"When we deny the story, it defines us. When we own the story, we can write a brave new ending." - Brené Brown
Does your story empower or diminish you?
We are enamored with stories. We all have our own story. Some embrace it, while others spend their lives running from it. There is the story, and there is what we make of it. In other words, how we relate to our story can significantly impact the quality of our lives.
Our story can drive us to be and do better, or it can limit and diminish us. We don’t get to choose what happened to us in the womb, birth, childhood, or developing years. But we do get to decide how we interpret it and what we make of it. We have the power to choose how we see our past and decide to view it in a way that empowers us. Or, we can get hooked on our own story, recreating pain and suffering in a continuous, destructive loop. I speak from first-hand experience. I believed that I was born all wrong for most of my life, and as a result, I was unworthy, unlovable, and not good enough. My energy was spent proving the opposite by achieving career success, dating beautiful women, and becoming a relentless people pleaser. It took years to connect the dots, break free from my own life sentence, and rewrite my own story.
How do you rewrite your story in a way that serves you?

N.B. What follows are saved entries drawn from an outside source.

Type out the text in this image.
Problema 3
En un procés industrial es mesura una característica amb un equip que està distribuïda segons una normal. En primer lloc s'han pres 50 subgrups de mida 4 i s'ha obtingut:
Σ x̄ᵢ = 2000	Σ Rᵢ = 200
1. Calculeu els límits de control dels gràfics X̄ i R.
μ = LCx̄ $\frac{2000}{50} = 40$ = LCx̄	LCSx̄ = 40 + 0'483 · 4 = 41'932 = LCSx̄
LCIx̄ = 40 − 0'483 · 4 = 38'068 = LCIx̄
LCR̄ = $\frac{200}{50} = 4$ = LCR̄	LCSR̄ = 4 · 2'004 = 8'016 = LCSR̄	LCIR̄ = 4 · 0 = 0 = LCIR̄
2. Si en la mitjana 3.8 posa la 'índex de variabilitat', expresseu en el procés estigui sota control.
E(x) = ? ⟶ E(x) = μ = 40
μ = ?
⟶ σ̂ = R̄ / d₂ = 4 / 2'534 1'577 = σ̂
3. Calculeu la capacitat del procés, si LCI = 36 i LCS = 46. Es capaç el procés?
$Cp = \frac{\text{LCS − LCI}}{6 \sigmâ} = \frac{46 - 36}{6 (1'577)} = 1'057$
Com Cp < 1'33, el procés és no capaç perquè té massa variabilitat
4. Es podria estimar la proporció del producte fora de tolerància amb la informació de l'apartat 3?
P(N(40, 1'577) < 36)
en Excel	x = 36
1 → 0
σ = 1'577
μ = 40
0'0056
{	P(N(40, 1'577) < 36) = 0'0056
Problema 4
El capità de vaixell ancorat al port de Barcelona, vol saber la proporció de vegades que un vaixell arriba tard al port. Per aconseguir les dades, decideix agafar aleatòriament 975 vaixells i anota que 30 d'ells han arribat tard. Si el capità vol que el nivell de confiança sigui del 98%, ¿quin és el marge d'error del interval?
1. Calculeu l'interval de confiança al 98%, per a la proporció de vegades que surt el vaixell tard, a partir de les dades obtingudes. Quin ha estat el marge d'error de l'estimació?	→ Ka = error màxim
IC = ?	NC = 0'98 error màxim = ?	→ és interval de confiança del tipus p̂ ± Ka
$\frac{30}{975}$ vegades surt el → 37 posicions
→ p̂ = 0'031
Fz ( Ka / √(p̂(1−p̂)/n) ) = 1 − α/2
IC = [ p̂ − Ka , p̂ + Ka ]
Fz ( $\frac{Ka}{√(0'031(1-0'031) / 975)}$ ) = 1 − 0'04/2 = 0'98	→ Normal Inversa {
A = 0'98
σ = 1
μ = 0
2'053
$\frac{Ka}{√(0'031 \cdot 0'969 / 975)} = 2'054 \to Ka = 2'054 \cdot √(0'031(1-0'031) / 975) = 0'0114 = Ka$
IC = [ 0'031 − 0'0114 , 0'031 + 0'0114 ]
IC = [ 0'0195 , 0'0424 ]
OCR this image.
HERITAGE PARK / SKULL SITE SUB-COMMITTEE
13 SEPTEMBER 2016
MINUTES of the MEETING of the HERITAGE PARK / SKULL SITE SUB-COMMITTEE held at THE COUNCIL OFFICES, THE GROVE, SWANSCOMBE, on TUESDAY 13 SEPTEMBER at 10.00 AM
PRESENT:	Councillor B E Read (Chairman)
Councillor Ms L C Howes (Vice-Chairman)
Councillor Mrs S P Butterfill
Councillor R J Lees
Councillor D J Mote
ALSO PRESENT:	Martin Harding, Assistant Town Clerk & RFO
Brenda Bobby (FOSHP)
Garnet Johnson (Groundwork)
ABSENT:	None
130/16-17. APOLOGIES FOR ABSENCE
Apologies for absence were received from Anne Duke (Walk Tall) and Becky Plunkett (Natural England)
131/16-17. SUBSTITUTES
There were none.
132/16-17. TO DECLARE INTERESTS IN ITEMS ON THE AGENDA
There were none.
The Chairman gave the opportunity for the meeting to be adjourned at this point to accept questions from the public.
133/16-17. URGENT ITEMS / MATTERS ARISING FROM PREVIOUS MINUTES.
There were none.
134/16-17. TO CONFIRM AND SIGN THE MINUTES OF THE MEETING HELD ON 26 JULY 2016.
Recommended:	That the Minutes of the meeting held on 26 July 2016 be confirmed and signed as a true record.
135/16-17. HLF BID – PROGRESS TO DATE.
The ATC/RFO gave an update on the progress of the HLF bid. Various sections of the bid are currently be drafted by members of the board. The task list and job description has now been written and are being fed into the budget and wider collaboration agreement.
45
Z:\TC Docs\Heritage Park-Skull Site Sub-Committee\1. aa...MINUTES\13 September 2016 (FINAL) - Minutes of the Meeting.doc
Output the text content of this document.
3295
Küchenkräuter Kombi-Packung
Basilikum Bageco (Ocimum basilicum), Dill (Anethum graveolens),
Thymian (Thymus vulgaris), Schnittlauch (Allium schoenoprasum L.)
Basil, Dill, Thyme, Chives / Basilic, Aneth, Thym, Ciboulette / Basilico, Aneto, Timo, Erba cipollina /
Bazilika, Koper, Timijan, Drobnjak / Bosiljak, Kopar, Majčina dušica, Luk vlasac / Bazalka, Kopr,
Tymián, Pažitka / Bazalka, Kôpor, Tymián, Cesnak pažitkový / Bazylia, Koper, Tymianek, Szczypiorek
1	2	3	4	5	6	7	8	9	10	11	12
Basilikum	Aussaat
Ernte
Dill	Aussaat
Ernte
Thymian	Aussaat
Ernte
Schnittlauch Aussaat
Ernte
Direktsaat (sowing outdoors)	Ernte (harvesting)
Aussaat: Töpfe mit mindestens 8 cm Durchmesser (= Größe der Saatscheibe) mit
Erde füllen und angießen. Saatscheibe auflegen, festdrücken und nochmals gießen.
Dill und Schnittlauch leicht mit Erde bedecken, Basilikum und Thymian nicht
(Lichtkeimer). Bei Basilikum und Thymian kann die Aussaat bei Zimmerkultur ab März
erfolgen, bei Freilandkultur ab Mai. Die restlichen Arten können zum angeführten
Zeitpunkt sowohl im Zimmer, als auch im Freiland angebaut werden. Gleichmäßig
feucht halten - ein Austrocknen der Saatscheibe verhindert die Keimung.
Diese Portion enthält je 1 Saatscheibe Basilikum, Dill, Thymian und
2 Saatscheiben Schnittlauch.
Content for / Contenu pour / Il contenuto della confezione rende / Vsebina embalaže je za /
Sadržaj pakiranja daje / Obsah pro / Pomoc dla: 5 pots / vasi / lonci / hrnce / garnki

First, ask yourself if you are willing to give up your story. How has it served you? How has it helped you to get to where you are? Are you able to be complete with it and surrender to that which you cannot change because it's the past? Can you get vulnerable from within and acknowledge the entirety of who you are, story and all? Can you free yourself from your own claws of fear, self-doubt, not good or lovable? Can you surrender and accept yourself just as you are? Giving up your story can feel like losing your identity. Take a leap and give it up if it no longer serves you.
Second, relate to your story with new eyes. You thank it for serving you and getting you this far. I once wrote a letter to my fat for providing the illusion of "safety" and getting me through tough times as my comfort and insulation. Seeing my fat through a new set of eyes meant shifting my perception of it from "protection" to "threat.” A fresh new perspective means you look back and reprogram how it occurs in your thoughts. You rewrite your story from the future, not from the past.
Third, own and take full responsibility for your story while nurturing and loving yourself through it. Self-soothing is a learned skill. Taking complete ownership of your life is a super-power that makes you a hero. The fat served me, but taking full ownership meant saying goodbye to donuts and adopting new, healthier food choices. If you own it, then you can change it. No one will come and rescue you. The villains and the heroes live within. You have you, and that is enough.
As Maya Angelou said, “There is no greater agony than bearing an untold story inside you.” Your story can make you or break you - share your story and break free from its captivity. You are limitless. Your story is what YOU make of it. Rewrite it to empower you - cheers to you and what is possible.